De récents travaux scientifiques suggèrent une nouvelle piste de traitement préventif contre la maladie d'Alzheimer, la forme la plus courante de démence. Selon l’association France Alzheimer, près de 3 millions de personnes vivent avec cette maladie. Malheureusement, il n'existe aucun traitement et, après l'apparition de la maladie, les symptômes ont tendance à s'aggraver progressivement.
Des chercheurs de l'Université de Virginie (Charlottesville, Etats-Unis) suggèrent toutefois que le mémantine, l'un des traitements utilisés pour réduire les symptômes d'Alzheimer, pourrait aider à stopper la maladie avant l'apparition des premiers symptômes.
"Le meilleur espoir de vaincre cette maladie est d'abord d’identifier les patients à risque et de commencer à les traiter avec de nouveaux médicaments et peut-être des ajustements du mode de vie qui réduiraient la vitesse à laquelle la phase silencieuse de la maladie progresse", explique George Bloom, professeur à l'Université de Virginie et auteur principal de l'étude. "Idéalement, nous devrions l'empêcher de commencer dès le départ", ajoute-il.
Processus de réentrée du cycle cellulaire
Dans cette étude publiée dans la revue Alzheimer's & Dementia, les chercheurs expliquent que la maladie d'Alzheimer commence bien avant que les premiers symptômes ne se manifestent : peut-être même une décennie à l'avance. L'une des caractéristiques de la maladie est que, une fois affectées par la maladie, les cellules cérébrales se désagrègent. Dans le jargon médical, cette tentative de division des neurones affectés est appelée "processus de réentrée du cycle cellulaire".
"On estime que jusqu'à 90% de la mort des neurones qui se produit dans le cerveau suit ce processus de réentrée dans le cycle cellulaire, ce qui correspond à une tentative anormale de division", explique le professeur Bloom.
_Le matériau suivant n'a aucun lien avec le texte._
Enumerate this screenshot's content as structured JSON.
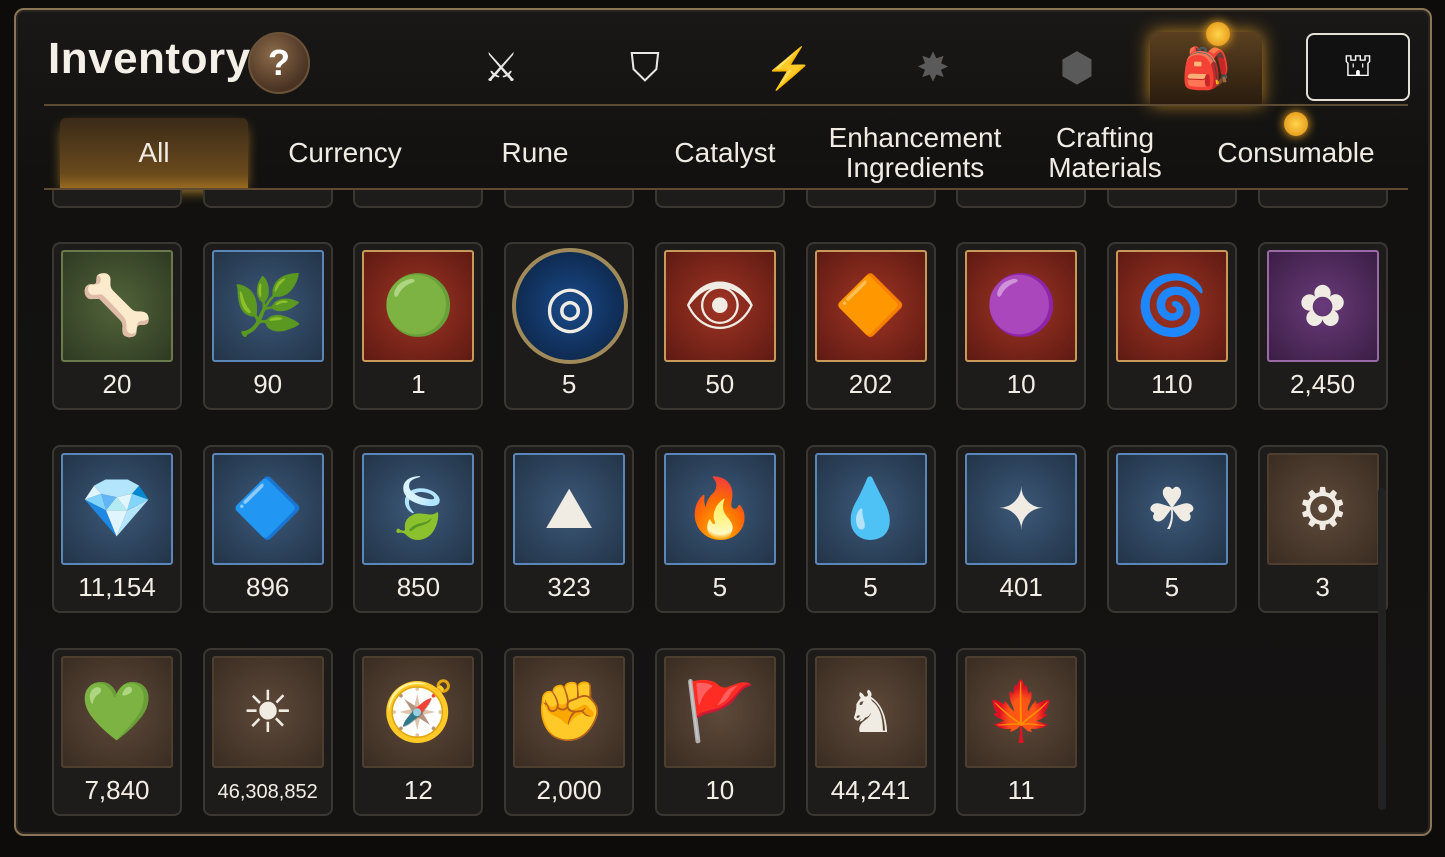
{
  "header": {
    "title": "Inventory",
    "help_label": "?",
    "categories": [
      {
        "name": "equipment",
        "glyph": "⚔"
      },
      {
        "name": "artifact",
        "glyph": "⛉"
      },
      {
        "name": "skill",
        "glyph": "⚡"
      },
      {
        "name": "emblem",
        "glyph": "✸"
      },
      {
        "name": "cube",
        "glyph": "⬢"
      },
      {
        "name": "bag",
        "glyph": "🎒"
      }
    ],
    "store_glyph": "⛫"
  },
  "tabs": [
    {
      "label": "All"
    },
    {
      "label": "Currency"
    },
    {
      "label": "Rune"
    },
    {
      "label": "Catalyst"
    },
    {
      "label": "Enhancement\nIngredients"
    },
    {
      "label": "Crafting\nMaterials"
    },
    {
      "label": "Consumable"
    }
  ],
  "rows": [
    [
      {
        "icon": "claw-icon",
        "glyph": "🦴",
        "bg": "green",
        "count": "20"
      },
      {
        "icon": "root-icon",
        "glyph": "🌿",
        "bg": "blue",
        "count": "90"
      },
      {
        "icon": "green-gem-icon",
        "glyph": "🟢",
        "bg": "red",
        "count": "1"
      },
      {
        "icon": "rune-orb-icon",
        "glyph": "◎",
        "bg": "round",
        "count": "5"
      },
      {
        "icon": "eye-crest-icon",
        "glyph": "👁",
        "bg": "red",
        "count": "50"
      },
      {
        "icon": "crystal-shard-icon",
        "glyph": "🔶",
        "bg": "red",
        "count": "202"
      },
      {
        "icon": "disc-icon",
        "glyph": "🟣",
        "bg": "red",
        "count": "10"
      },
      {
        "icon": "coil-icon",
        "glyph": "🌀",
        "bg": "red",
        "count": "110"
      },
      {
        "icon": "flower-ring-icon",
        "glyph": "✿",
        "bg": "purple",
        "count": "2,450"
      }
    ],
    [
      {
        "icon": "diamond-icon",
        "glyph": "💎",
        "bg": "blue",
        "count": "11,154"
      },
      {
        "icon": "cyan-crystal-icon",
        "glyph": "🔷",
        "bg": "blue",
        "count": "896"
      },
      {
        "icon": "leaf-icon",
        "glyph": "🍃",
        "bg": "blue",
        "count": "850"
      },
      {
        "icon": "pink-ore-icon",
        "glyph": "⛰",
        "bg": "blue",
        "count": "323"
      },
      {
        "icon": "fire-pendant-icon",
        "glyph": "🔥",
        "bg": "blue",
        "count": "5"
      },
      {
        "icon": "water-pendant-icon",
        "glyph": "💧",
        "bg": "blue",
        "count": "5"
      },
      {
        "icon": "star-pendant-icon",
        "glyph": "✦",
        "bg": "blue",
        "count": "401"
      },
      {
        "icon": "clover-pendant-icon",
        "glyph": "☘",
        "bg": "blue",
        "count": "5"
      },
      {
        "icon": "red-seal-icon",
        "glyph": "⚙",
        "bg": "brown",
        "count": "3"
      }
    ],
    [
      {
        "icon": "heart-icon",
        "glyph": "💚",
        "bg": "brown",
        "count": "7,840"
      },
      {
        "icon": "sun-coin-icon",
        "glyph": "☀",
        "bg": "brown",
        "count": "46,308,852",
        "small": true
      },
      {
        "icon": "compass-stone-icon",
        "glyph": "🧭",
        "bg": "brown",
        "count": "12"
      },
      {
        "icon": "fist-emblem-icon",
        "glyph": "✊",
        "bg": "brown",
        "count": "2,000"
      },
      {
        "icon": "war-banner-icon",
        "glyph": "🚩",
        "bg": "brown",
        "count": "10"
      },
      {
        "icon": "knight-piece-icon",
        "glyph": "♞",
        "bg": "brown",
        "count": "44,241"
      },
      {
        "icon": "red-leaf-icon",
        "glyph": "🍁",
        "bg": "brown",
        "count": "11"
      }
    ]
  ]
}
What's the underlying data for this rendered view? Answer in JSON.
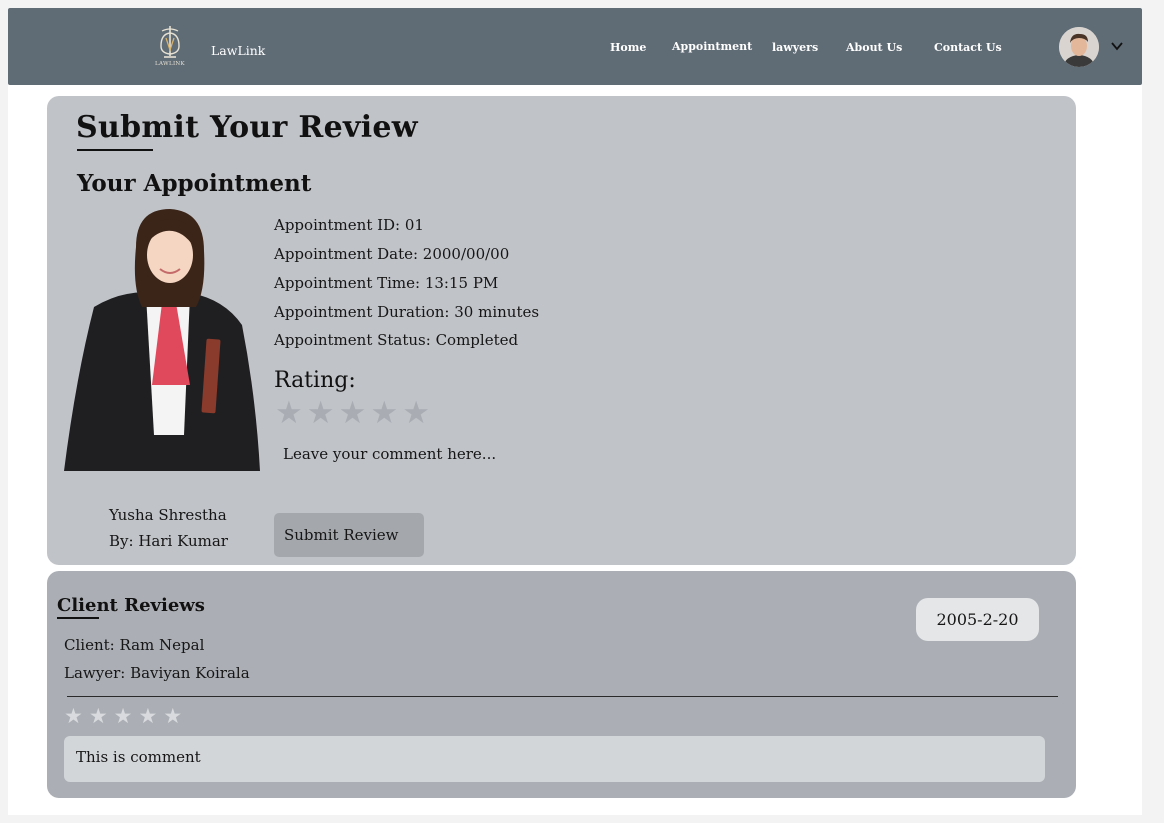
{
  "nav": {
    "logo_text": "LAWLINK",
    "brand": "LawLink",
    "links": [
      "Home",
      "Appointment",
      "lawyers",
      "About Us",
      "Contact Us"
    ]
  },
  "submit_section": {
    "title": "Submit Your Review",
    "subtitle": "Your Appointment",
    "appointment": {
      "id_line": "Appointment ID: 01",
      "date_line": "Appointment Date: 2000/00/00",
      "time_line": "Appointment Time: 13:15 PM",
      "duration_line": "Appointment Duration: 30 minutes",
      "status_line": "Appointment Status: Completed"
    },
    "rating_label": "Rating:",
    "rating_stars": [
      "★",
      "★",
      "★",
      "★",
      "★"
    ],
    "comment_placeholder": "Leave your comment here...",
    "lawyer_name": "Yusha Shrestha",
    "lawyer_by": "By: Hari Kumar",
    "submit_label": "Submit Review"
  },
  "reviews_section": {
    "title": "Client Reviews",
    "review": {
      "date": "2005-2-20",
      "client": "Client: Ram Nepal",
      "lawyer": "Lawyer: Baviyan Koirala",
      "stars": [
        "★",
        "★",
        "★",
        "★",
        "★"
      ],
      "comment": "This is comment"
    }
  },
  "colors": {
    "nav_bg": "#5f6b75",
    "card_submit_bg": "#c0c3c8",
    "card_reviews_bg": "#abafb5",
    "button_bg": "#a4a8ad"
  }
}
Les récents progrès de la recherche sur la maladie d'Alzheimer accélèrent le processus de conception de meilleures thérapies et réduit considérablement les effets de cette maladie. "À la fin de la maladie, le patient aura perdu environ 30% des neurones dans les lobes frontaux du cerveau", estime le Pr Bloom.
Excès de calcium
Selon Erin Kodis, co-auteure de l'étude et ancienne doctorante du Pr Bloom, ce mécanisme pourrait être déclenché par l'excès de calcium qui pénètre dans les neurones par l'intermédiaire de récepteurs spéciaux appelés récepteurs NMDA . "Cet excès pourrait pousser les cellules du cerveau à entamer le processus de division", suppute-t-elle.
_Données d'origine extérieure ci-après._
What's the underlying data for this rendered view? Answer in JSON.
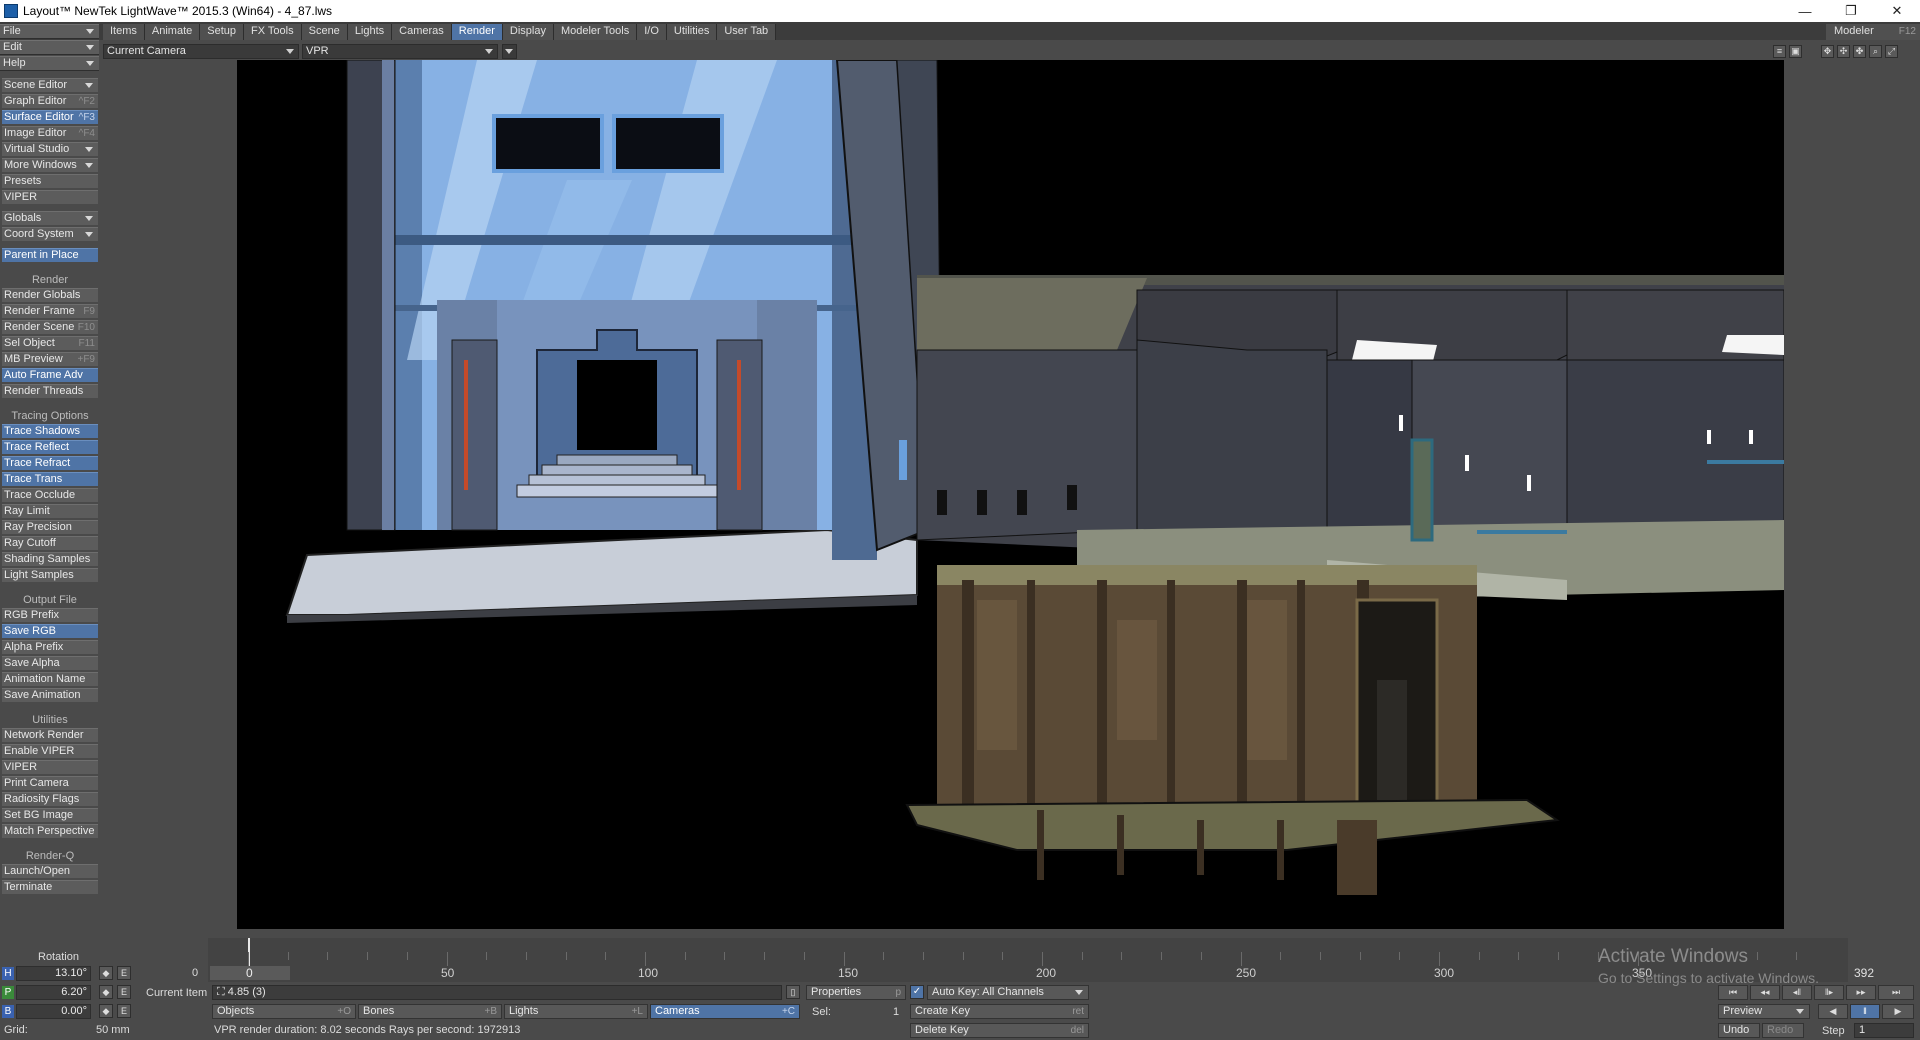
{
  "window": {
    "title": "Layout™ NewTek LightWave™ 2015.3 (Win64) - 4_87.lws",
    "controls": [
      "—",
      "❐",
      "✕"
    ]
  },
  "menus": [
    {
      "label": "File"
    },
    {
      "label": "Edit"
    },
    {
      "label": "Help"
    }
  ],
  "tabs": [
    {
      "label": "Items",
      "active": false
    },
    {
      "label": "Animate",
      "active": false
    },
    {
      "label": "Setup",
      "active": false
    },
    {
      "label": "FX Tools",
      "active": false
    },
    {
      "label": "Scene",
      "active": false
    },
    {
      "label": "Lights",
      "active": false
    },
    {
      "label": "Cameras",
      "active": false
    },
    {
      "label": "Render",
      "active": true
    },
    {
      "label": "Display",
      "active": false
    },
    {
      "label": "Modeler Tools",
      "active": false
    },
    {
      "label": "I/O",
      "active": false
    },
    {
      "label": "Utilities",
      "active": false
    },
    {
      "label": "User Tab",
      "active": false
    }
  ],
  "modeler": {
    "label": "Modeler",
    "shortcut": "F12"
  },
  "viewport_header": {
    "camera_select": "Current Camera",
    "mode_select": "VPR"
  },
  "sidebar": {
    "tools": [
      {
        "label": "Scene Editor",
        "shortcut": "",
        "dropdown": true,
        "active": false
      },
      {
        "label": "Graph Editor",
        "shortcut": "^F2",
        "dropdown": false,
        "active": false
      },
      {
        "label": "Surface Editor",
        "shortcut": "^F3",
        "dropdown": false,
        "active": true
      },
      {
        "label": "Image Editor",
        "shortcut": "^F4",
        "dropdown": false,
        "active": false
      },
      {
        "label": "Virtual Studio",
        "shortcut": "",
        "dropdown": true,
        "active": false
      },
      {
        "label": "More Windows",
        "shortcut": "",
        "dropdown": true,
        "active": false
      },
      {
        "label": "Presets",
        "shortcut": "",
        "dropdown": false,
        "active": false
      },
      {
        "label": "VIPER",
        "shortcut": "",
        "dropdown": false,
        "active": false
      }
    ],
    "globals": [
      {
        "label": "Globals",
        "dropdown": true
      },
      {
        "label": "Coord System",
        "dropdown": true
      }
    ],
    "parent_in_place": {
      "label": "Parent in Place",
      "active": true
    },
    "render_header": "Render",
    "render": [
      {
        "label": "Render Globals",
        "shortcut": "",
        "active": false
      },
      {
        "label": "Render Frame",
        "shortcut": "F9",
        "active": false
      },
      {
        "label": "Render Scene",
        "shortcut": "F10",
        "active": false
      },
      {
        "label": "Sel Object",
        "shortcut": "F11",
        "active": false
      },
      {
        "label": "MB Preview",
        "shortcut": "+F9",
        "active": false
      },
      {
        "label": "Auto Frame Adv",
        "shortcut": "",
        "active": true
      },
      {
        "label": "Render Threads",
        "shortcut": "",
        "active": false
      }
    ],
    "tracing_header": "Tracing Options",
    "tracing": [
      {
        "label": "Trace Shadows",
        "active": true
      },
      {
        "label": "Trace Reflect",
        "active": true
      },
      {
        "label": "Trace Refract",
        "active": true
      },
      {
        "label": "Trace Trans",
        "active": true
      },
      {
        "label": "Trace Occlude",
        "active": false
      },
      {
        "label": "Ray Limit",
        "active": false
      },
      {
        "label": "Ray Precision",
        "active": false
      },
      {
        "label": "Ray Cutoff",
        "active": false
      },
      {
        "label": "Shading Samples",
        "active": false
      },
      {
        "label": "Light Samples",
        "active": false
      }
    ],
    "output_header": "Output File",
    "output": [
      {
        "label": "RGB Prefix",
        "active": false
      },
      {
        "label": "Save RGB",
        "active": true
      },
      {
        "label": "Alpha Prefix",
        "active": false
      },
      {
        "label": "Save Alpha",
        "active": false
      },
      {
        "label": "Animation Name",
        "active": false
      },
      {
        "label": "Save Animation",
        "active": false
      }
    ],
    "utilities_header": "Utilities",
    "utilities": [
      {
        "label": "Network Render"
      },
      {
        "label": "Enable VIPER"
      },
      {
        "label": "VIPER"
      },
      {
        "label": "Print Camera"
      },
      {
        "label": "Radiosity Flags"
      },
      {
        "label": "Set BG Image"
      },
      {
        "label": "Match Perspective"
      }
    ],
    "renderq_header": "Render-Q",
    "renderq": [
      {
        "label": "Launch/Open"
      },
      {
        "label": "Terminate"
      }
    ]
  },
  "timeline": {
    "start_frame": "0",
    "current_frame": "0",
    "end_frame": "392",
    "ticks": [
      "50",
      "100",
      "150",
      "200",
      "250",
      "300",
      "350"
    ]
  },
  "watermark": {
    "title": "Activate Windows",
    "subtitle": "Go to Settings to activate Windows."
  },
  "rotation": {
    "label": "Rotation",
    "h": {
      "axis": "H",
      "value": "13.10°"
    },
    "p": {
      "axis": "P",
      "value": "6.20°"
    },
    "b": {
      "axis": "B",
      "value": "0.00°"
    }
  },
  "status": {
    "grid_label": "Grid:",
    "grid_value": "50 mm",
    "render_info": "VPR render duration: 8.02 seconds  Rays per second: 1972913"
  },
  "current_item": {
    "label": "Current Item",
    "value": "4.85 (3)"
  },
  "properties": {
    "label": "Properties",
    "shortcut": "p"
  },
  "item_types": [
    {
      "label": "Objects",
      "shortcut": "+O",
      "active": false
    },
    {
      "label": "Bones",
      "shortcut": "+B",
      "active": false
    },
    {
      "label": "Lights",
      "shortcut": "+L",
      "active": false
    },
    {
      "label": "Cameras",
      "shortcut": "+C",
      "active": true
    }
  ],
  "sel": {
    "label": "Sel:",
    "value": "1"
  },
  "auto_key": {
    "label": "Auto Key: All Channels",
    "checked": true
  },
  "create_key": {
    "label": "Create Key",
    "shortcut": "ret"
  },
  "delete_key": {
    "label": "Delete Key",
    "shortcut": "del"
  },
  "transport": {
    "preview_label": "Preview",
    "undo_label": "Undo",
    "redo_label": "Redo",
    "step_label": "Step",
    "step_value": "1",
    "buttons": [
      "⏮",
      "◂◂",
      "◂‖",
      "‖▸",
      "▸▸",
      "⏭"
    ],
    "play_buttons": [
      "◀",
      "‖",
      "▶"
    ]
  }
}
Une série d'expériences menée en laboratoire a confirmé que son hypothèse était correcte. "Nous avons constaté que ce mécanisme est mis en mouvement avant la formation de plaques amyloïdes, qui sont caractéristiques de la maladie d'Alzheimer", explique Erin Kodis.
La mémantine peut profondément modifier la maladie
Erin Kodis a constaté que lorsque les neurones rencontrent des molécules bêta-amyloïdes aux premiers stades qui précèdent l'accumulation de plaque, les récepteurs NMDA s'ouvrent pour recevoir l'excès de calcium qui mène finalement à leur destruction. En outre, la chercheuse a fait une autre découverte : la molécule contenue dans la mémantine a empêché la réentrée du cycle cellulaire en fermant les récepteurs NMDA à la surface des neurones.
"Ces résultats suggèrent que la mémantine pourrait avoir de puissantes propriétés modificatrices de la maladie si elle pouvait être administrée aux patients bien avant qu'ils ne deviennent symptomatiques et ne reçoivent un diagnostic de maladie d'Alzheimer", conclut le Pr Bloom, qui voit dans cette découverte une piste vers une approche préventive qui permettrait de dépister la maladie d'Alzheimer le plus tôt possible.
"Je ne veux pas susciter de faux espoirs", tempère le Pr Bloom. Mais si l'idée d'utiliser la mémantine comme moyen prophylactique se concrétise, ce sera parce que nous comprenons maintenant que le calcium est l'un des agents qui déclenche la maladie, et nous pourrons peut-être arrêter ou ralentir le processus si nous le faisons très tôt", avance le scientifique qui envisage de lancer un essai clinique avec son équipe afin de tester la stratégie de prévention décrite dans son étude.